Government officials want Mongolia to surpass the record 37 million tons sent in 2019 and to keep supplying China with a steady stream of coal well into the next decade, Batnairamdal said.

"Coking demand won't decline in the next 10 years, but the technology may change," he said. "The next 10 years remain an opportunity."

Batnairamdal is pushing for Mongolia to invest heavily in coal, and new railways to connect to China's ports and processing plants.

- 'Window of opportunity' -

Time is running out for Mongolia to sell off its thermal coal -- used by power plants to make electricity -- Batnairamdal said, as coal-fired plants are being phased out.

Soaring prices also mean there is little incentive for Ulaanbaatar to slow down. The value of Mongolia's coal exports jumped to $4.5 billion in the first nine months of 2022, almost triple what they were over the same period last year.

An unofficial ban on Australian coal sparked by political disputes in 2020 has also opened the door wider to Mongolian exporters, analysts say.

"Without Australia, China's appetite for low sulphur coking coal creates substantial demand for Mongolian miners," said Simon Wu, a senior consultant at Wood Mackenzie, a research and consultancy group.

Mongolia missed their chance to export more coal to China after Australian imports fell off, Wu said, blaming a lack of railway connections.

Politicians in Ulaanbaatar are now working to fix that.

Ulaanbaatar finished a 233-kilometre (145 mile) rail line from the Tavan Tolgoi mine to the Gashuun Sukhait border in September, a project that took 14 years to complete.

Analysts also say relative political stability in Mongolia could help the government finish other long-delayed projects.

- 'Trade will open up' -

Tumentsogt Tsevegmid, chairman of the Business Council of Mongolia, told AFP the infrastructure now in place, combined with projects already in progress, could allow Mongolia to push coal exports to 70 million tons annually, possibly by 2025.

"If China is willing to import more coal, and there is more work done to improve borders and railways lines, then trade will open up," Tumentsogt said.

With a population of just 3.3 million, Mongolia has little heavy industry and does not by itself consume much coal compared to its southern neighbour.

It accounts for just 0.11 percent of the world's greenhouse gas emissions, according to the United Nations, but is already being severely affected by climate change.

Strong winter storms, along with drought and wildfires, have displaced communities, forcing nomadic families into the capital after losing their livestock.

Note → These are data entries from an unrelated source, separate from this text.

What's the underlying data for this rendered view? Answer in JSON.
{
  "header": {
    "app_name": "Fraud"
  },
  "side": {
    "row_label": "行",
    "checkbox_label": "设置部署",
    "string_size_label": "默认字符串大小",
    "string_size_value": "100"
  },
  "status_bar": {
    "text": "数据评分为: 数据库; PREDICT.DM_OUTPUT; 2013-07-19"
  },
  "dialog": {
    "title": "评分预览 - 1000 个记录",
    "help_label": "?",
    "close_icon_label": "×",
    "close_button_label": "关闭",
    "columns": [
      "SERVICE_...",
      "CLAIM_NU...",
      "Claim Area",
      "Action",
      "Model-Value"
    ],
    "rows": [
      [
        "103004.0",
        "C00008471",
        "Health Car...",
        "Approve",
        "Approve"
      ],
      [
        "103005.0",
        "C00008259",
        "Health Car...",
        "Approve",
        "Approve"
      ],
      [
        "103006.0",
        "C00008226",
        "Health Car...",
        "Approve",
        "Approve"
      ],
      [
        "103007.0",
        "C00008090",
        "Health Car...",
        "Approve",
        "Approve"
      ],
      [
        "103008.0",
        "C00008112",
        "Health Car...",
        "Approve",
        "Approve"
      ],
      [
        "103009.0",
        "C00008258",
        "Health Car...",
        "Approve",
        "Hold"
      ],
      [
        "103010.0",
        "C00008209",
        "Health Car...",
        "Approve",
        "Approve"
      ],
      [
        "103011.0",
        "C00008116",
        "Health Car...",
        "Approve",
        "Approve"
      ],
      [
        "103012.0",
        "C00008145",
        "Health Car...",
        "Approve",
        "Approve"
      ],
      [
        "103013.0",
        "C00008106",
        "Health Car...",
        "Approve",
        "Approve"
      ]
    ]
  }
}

The United Nations says climate change is making these natural disasters more common in Mongolia, with overcrowding in unplanned areas of Ulaanbaatar leading to soil and air pollution -- especially in winter, when raw coal is burned in residential stoves to fend off freezing temperatures.

"The contradiction will remain," said Tumentsogt, when asked about Mongolia both producing coal for export while also investing in renewables.

"Mongolia has a dilemma, it needs short-term cash revenue to meet its fiscal needs and at the same time is trying to invest in costly renewables to reduce its carbon footprint, reduce air pollution and contribute to global sustainability efforts."

Tumentsogt said Mongolia's cash crunch has only one fix for now --- sell more coal.

"Coal deliveries and exports will remain as one of the major sources of revenue for the government and there are no other sources that can replace this fiscal need."